Amerika Serikat meyakini bisa membangun negara, meski lambat, dengan menciptakan institusi di Afghanistan.  Tapi ini membuat negara berselisih dengan panglima perang dan kelompok bersenjata lokal. Seringkali, konflik meningkat dan keresahan yang mendalam.

Di lain waktu, Amerika Serikat membantu pembangunan perdamaian, bekerja bersama panglima perang lokal yang bisa melawan Taliban dan memberlakukan perintah, bahkan jika hanya satu desa pada satu waktu.

Dalam jangka pendek, itu berhasil. Namun dalam jangka panjang, sebuah laporan tahun 2016 oleh Inspektur Jenderal Khusus untuk Rekonstruksi Afghanistan menemukan, strategi ini merongrong pemerintah, mengasingkan orang-orang Afghanistan dan selanjutnya mendorong Afghanistan ke dalam kumpulan wilayah yang dikelola oleh orang-orang kuat yang kepentingannya terputus dengan tujuan Amerika.

Bahkan pemerintah Afghanistan telah bekerja melalui milisi dan panglima perang lokal yang keberadaannya merongrong kewenangannya. Tanpa pilihan lain, Profesor Mukhopadhyay berkata, “Itu seperti permainan yang dimainkan.”

Terjebak di Antara Banyak Negara Yang Bersaing

Afghanistan terjebak dalam paradoks lain.

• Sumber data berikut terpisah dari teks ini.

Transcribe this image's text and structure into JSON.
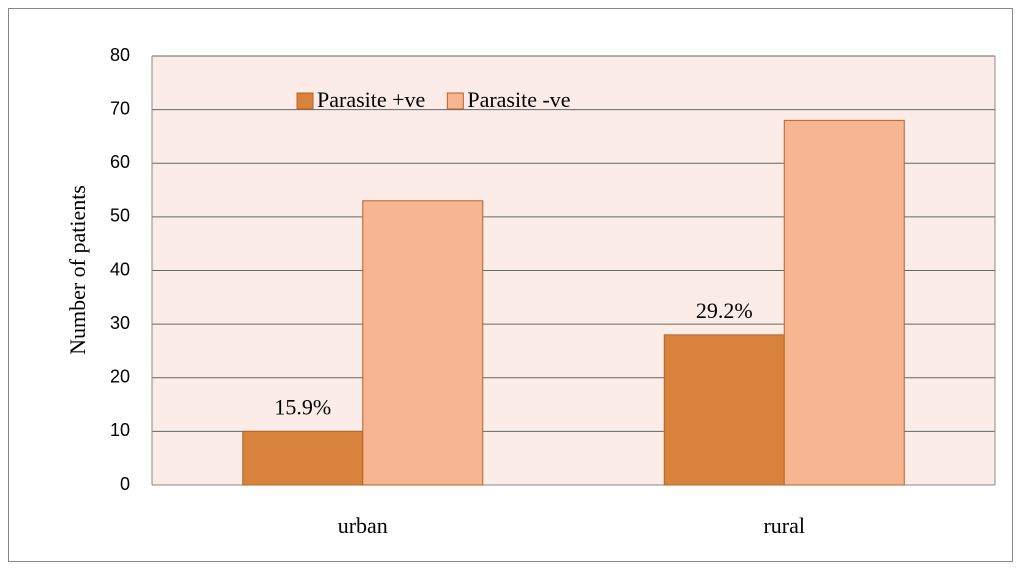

Lokasinya menempatkannya pada belas kasihan beberapa kekuatan asing, yang kesemuanya akan mendapat manfaat dari melihat Afghanistan stabil tapi juga harus kalah jika negara lain mendominasi.

Akibatnya, hampir semua kesepakatan damai yang layak tidak dapat diterima setidaknya oleh salah satu pemain tersebut.

Para pemain di Afghanistan mencakup beberapa negara yang merupakan rival geopolitik: Rusia dan Amerika Serikat, Pakistan dan India, serta Iran. Masing-masing memiliki proxy.

Jendral Pakistan, misalnya, khawatir bahwa  India akan mendominasi Afghanistan  jadi mereka merongrong suku-suku yang dianggap selaras dengan musuh mereka.

Pilihan yang tidak menyenangkan semacam itu telah mengunci politik dalam negeri Amerika yang mendukung perang akhirnya dianggap gagal.

Kesepakatan dengan Taliban atau penarikan sepihak, alternatif yang paling mungkin terjadi, akan melahirkan penghinaan yang memalukan atau menonton dengan santai saat negara tersebut ambruk lebih jauh.